Some criticised the couple for their ignorance, commenting that it was a “tasteless” move and continued to explain the problem of cultural appropriation.
However, others who claim to be the couple’s friends have come forward to defend the pair.
One person, Lester Ang, explained that the choice of the native American headdress was allegedly due to the couple’s love of parrots, and was not meant to mock or disrespect another culture.
Ang also proceeded to give his version of events.
He said that the wedding had not been Indian-themed, and the group wearing traditional Indian outfits were close friends of the bride and groom.
According to him, one person in the group was an Indian who had purchased the outfits from a trip to India, but was then unable to attend the wedding.
The hand signs were also allegedly an “inside joke” to be more “zen and like guan yin ma [Goddess of Mercy]”.

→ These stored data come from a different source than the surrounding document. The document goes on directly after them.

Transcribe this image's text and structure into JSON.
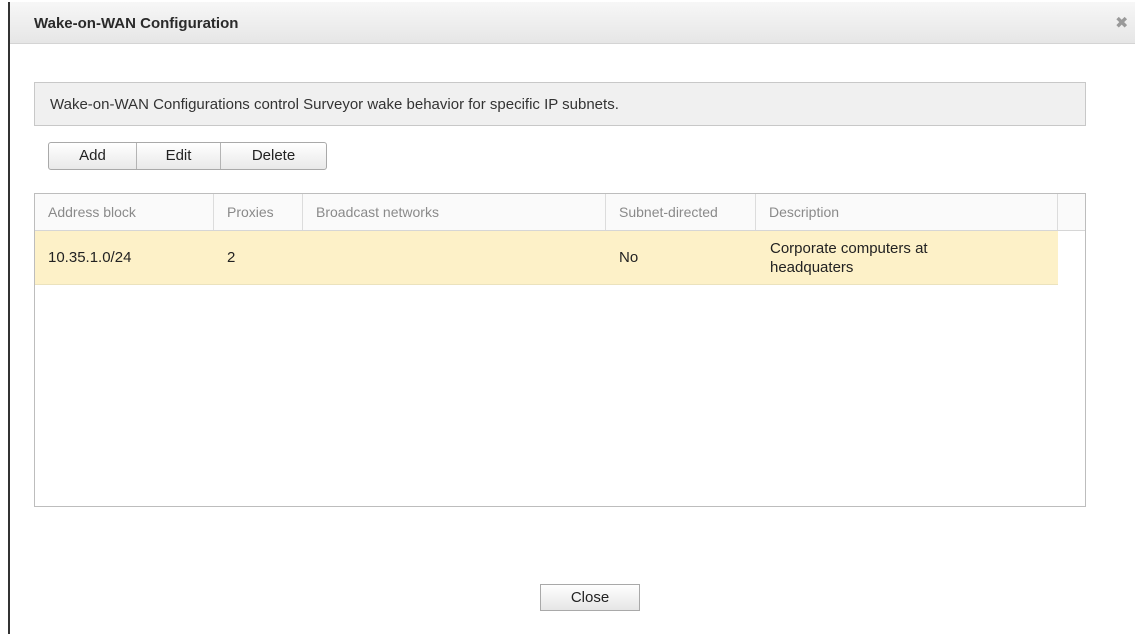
{
  "dialog": {
    "title": "Wake-on-WAN Configuration",
    "close_icon": "close-icon",
    "close_glyph": "✖",
    "info_text": "Wake-on-WAN Configurations control Surveyor wake behavior for specific IP subnets."
  },
  "toolbar": {
    "add_label": "Add",
    "edit_label": "Edit",
    "delete_label": "Delete"
  },
  "table": {
    "columns": [
      "Address block",
      "Proxies",
      "Broadcast networks",
      "Subnet-directed",
      "Description"
    ],
    "rows": [
      {
        "address_block": "10.35.1.0/24",
        "proxies": "2",
        "broadcast_networks": "",
        "subnet_directed": "No",
        "description": "Corporate computers at headquaters"
      }
    ]
  },
  "footer": {
    "close_label": "Close"
  },
  "colors": {
    "selected_row": "#fdf1c8",
    "info_bg": "#f0f0f0",
    "header_text": "#8a8a8a"
  }
}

Ang then questioned “what happened to racial harmony and tolerance”, and urged others to be more accepting.
OP allegedly blocked commenters, doubles down
Other Facebook users also proceeded to call out Matchap for blocking some commenters, and for calling the couple “idiots”.

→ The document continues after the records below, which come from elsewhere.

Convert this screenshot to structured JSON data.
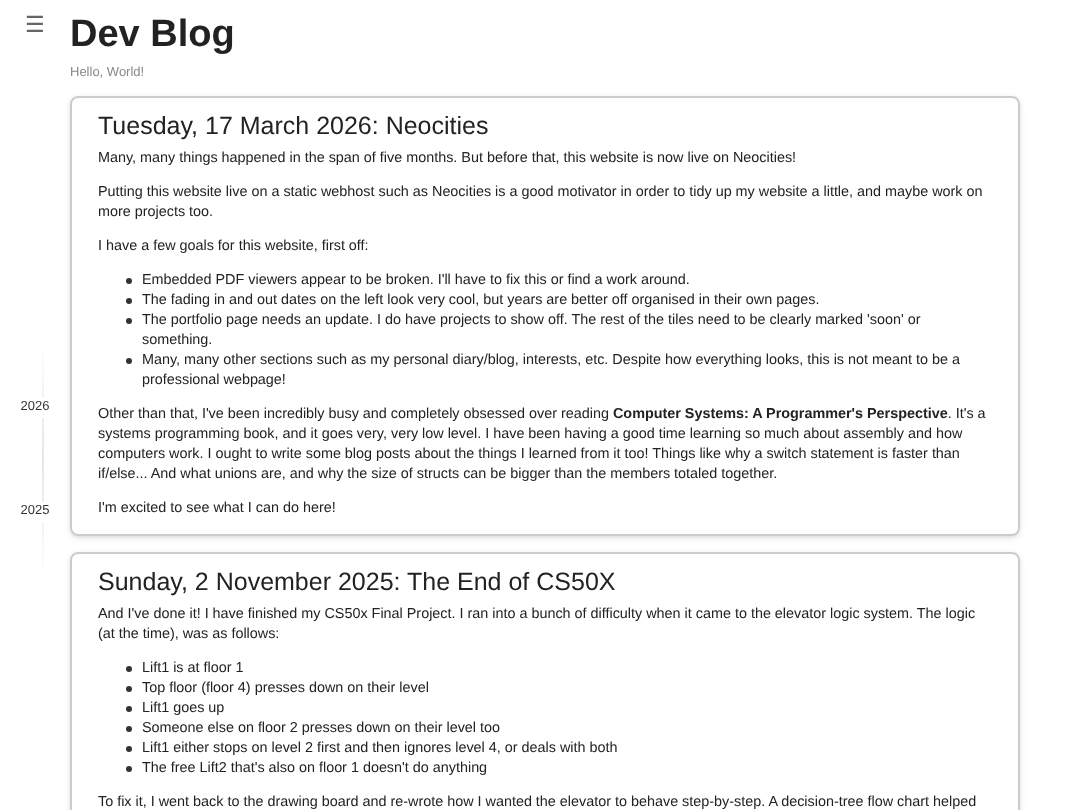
{
  "header": {
    "menu_icon": "☰",
    "title": "Dev Blog",
    "subtitle": "Hello, World!"
  },
  "timeline": {
    "years": [
      "2026",
      "2025"
    ]
  },
  "posts": [
    {
      "title": "Tuesday, 17 March 2026: Neocities",
      "blocks": [
        {
          "kind": "paragraph",
          "text": "Many, many things happened in the span of five months. But before that, this website is now live on Neocities!"
        },
        {
          "kind": "paragraph",
          "text": "Putting this website live on a static webhost such as Neocities is a good motivator in order to tidy up my website a little, and maybe work on more projects too."
        },
        {
          "kind": "paragraph",
          "text": "I have a few goals for this website, first off:"
        },
        {
          "kind": "list",
          "items": [
            "Embedded PDF viewers appear to be broken. I'll have to fix this or find a work around.",
            "The fading in and out dates on the left look very cool, but years are better off organised in their own pages.",
            "The portfolio page needs an update. I do have projects to show off. The rest of the tiles need to be clearly marked 'soon' or something.",
            "Many, many other sections such as my personal diary/blog, interests, etc. Despite how everything looks, this is not meant to be a professional webpage!"
          ]
        },
        {
          "kind": "paragraph",
          "text": "Other than that, I've been incredibly busy and completely obsessed over reading **Computer Systems: A Programmer's Perspective**. It's a systems programming book, and it goes very, very low level. I have been having a good time learning so much about assembly and how computers work. I ought to write some blog posts about the things I learned from it too! Things like why a switch statement is faster than if/else... And what unions are, and why the size of structs can be bigger than the members totaled together."
        },
        {
          "kind": "paragraph",
          "text": "I'm excited to see what I can do here!"
        }
      ]
    },
    {
      "title": "Sunday, 2 November 2025: The End of CS50X",
      "blocks": [
        {
          "kind": "paragraph",
          "text": "And I've done it! I have finished my CS50x Final Project. I ran into a bunch of difficulty when it came to the elevator logic system. The logic (at the time), was as follows:"
        },
        {
          "kind": "list",
          "items": [
            "Lift1 is at floor 1",
            "Top floor (floor 4) presses down on their level",
            "Lift1 goes up",
            "Someone else on floor 2 presses down on their level too",
            "Lift1 either stops on level 2 first and then ignores level 4, or deals with both",
            "The free Lift2 that's also on floor 1 doesn't do anything"
          ]
        },
        {
          "kind": "paragraph",
          "text": "To fix it, I went back to the drawing board and re-wrote how I wanted the elevator to behave step-by-step. A decision-tree flow chart helped"
        }
      ]
    }
  ]
}
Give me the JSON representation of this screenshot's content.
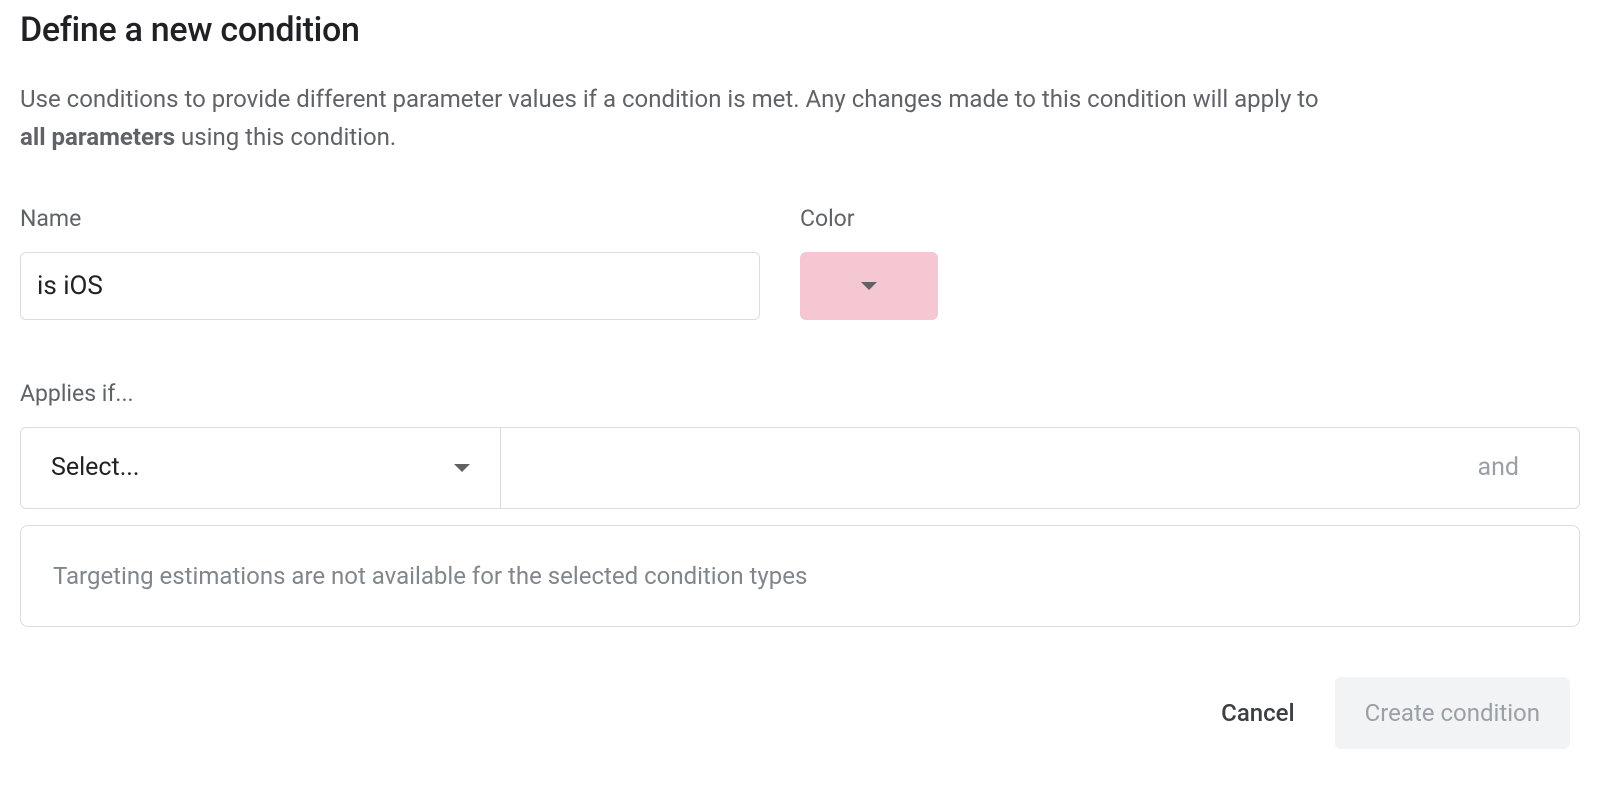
{
  "title": "Define a new condition",
  "description": {
    "pre": "Use conditions to provide different parameter values if a condition is met. Any changes made to this condition will apply to ",
    "bold": "all parameters",
    "post": " using this condition."
  },
  "fields": {
    "name_label": "Name",
    "name_value": "is iOS",
    "color_label": "Color",
    "selected_color": "#f4c7d3"
  },
  "applies": {
    "label": "Applies if...",
    "select_placeholder": "Select...",
    "and_label": "and"
  },
  "estimation": {
    "message": "Targeting estimations are not available for the selected condition types"
  },
  "footer": {
    "cancel_label": "Cancel",
    "create_label": "Create condition"
  }
}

Another person, Ferlyn Koh, added that the couple had the “freedom to do whatever [they] want” as the wedding was a private event, and that did not give Matchap the right to publicly shame the pair.
However, another person responded that such things were no longer private once it was posted to social media.
In several subsequent updates, Matchap clarified that he had since censored the faces of all those in the photos, following backlash and “legal threats” from some netizens.
However, he continued to defend his stance, and said that the couple’s friends’ reasoning did not explain the head-shaking or excuse the cultural appropriation.
“Still doesn’t explain the shaking head gestures and the fact that native Americans hate people wearing the headdress casually or as a costume they fought and died in a genocide so please understand why they might be touchy about people misappropriating their culture. That headdress has to be warned and is a deep part of their religion. If are considering wearing these things for fun please do some research and see if it is appropriate.”
You can read his full post here.
Some background information
Here’s some context for those who might be wondering why others are kicking up a fuss over a headdress.
The native American headdresses are typically worn by revered elders of the tribe, and are considered symbols of honour and respect that have to be earned.
Headdresses are also only worn by Native American men and not women.
For example, non-natives wearing a headdress is similar to wearing military badges of honour without having earned them.
But with the commercialisation and popularisation of the object, headdresses and the like have since been worn by many non-natives at festivals, on Halloween and other events, something which is considered offensive to actual native Americans.
Cultural appropriation is usually carried out by a dominant group on a minority group.
Native Americans have faced a history of genocide, and it is this exploitation and oppression which makes donning their fashion so problematic.
These dominant groups also fail to acknowledge and celebrate the culture of the minority group, which reinforces the power imbalance between the two.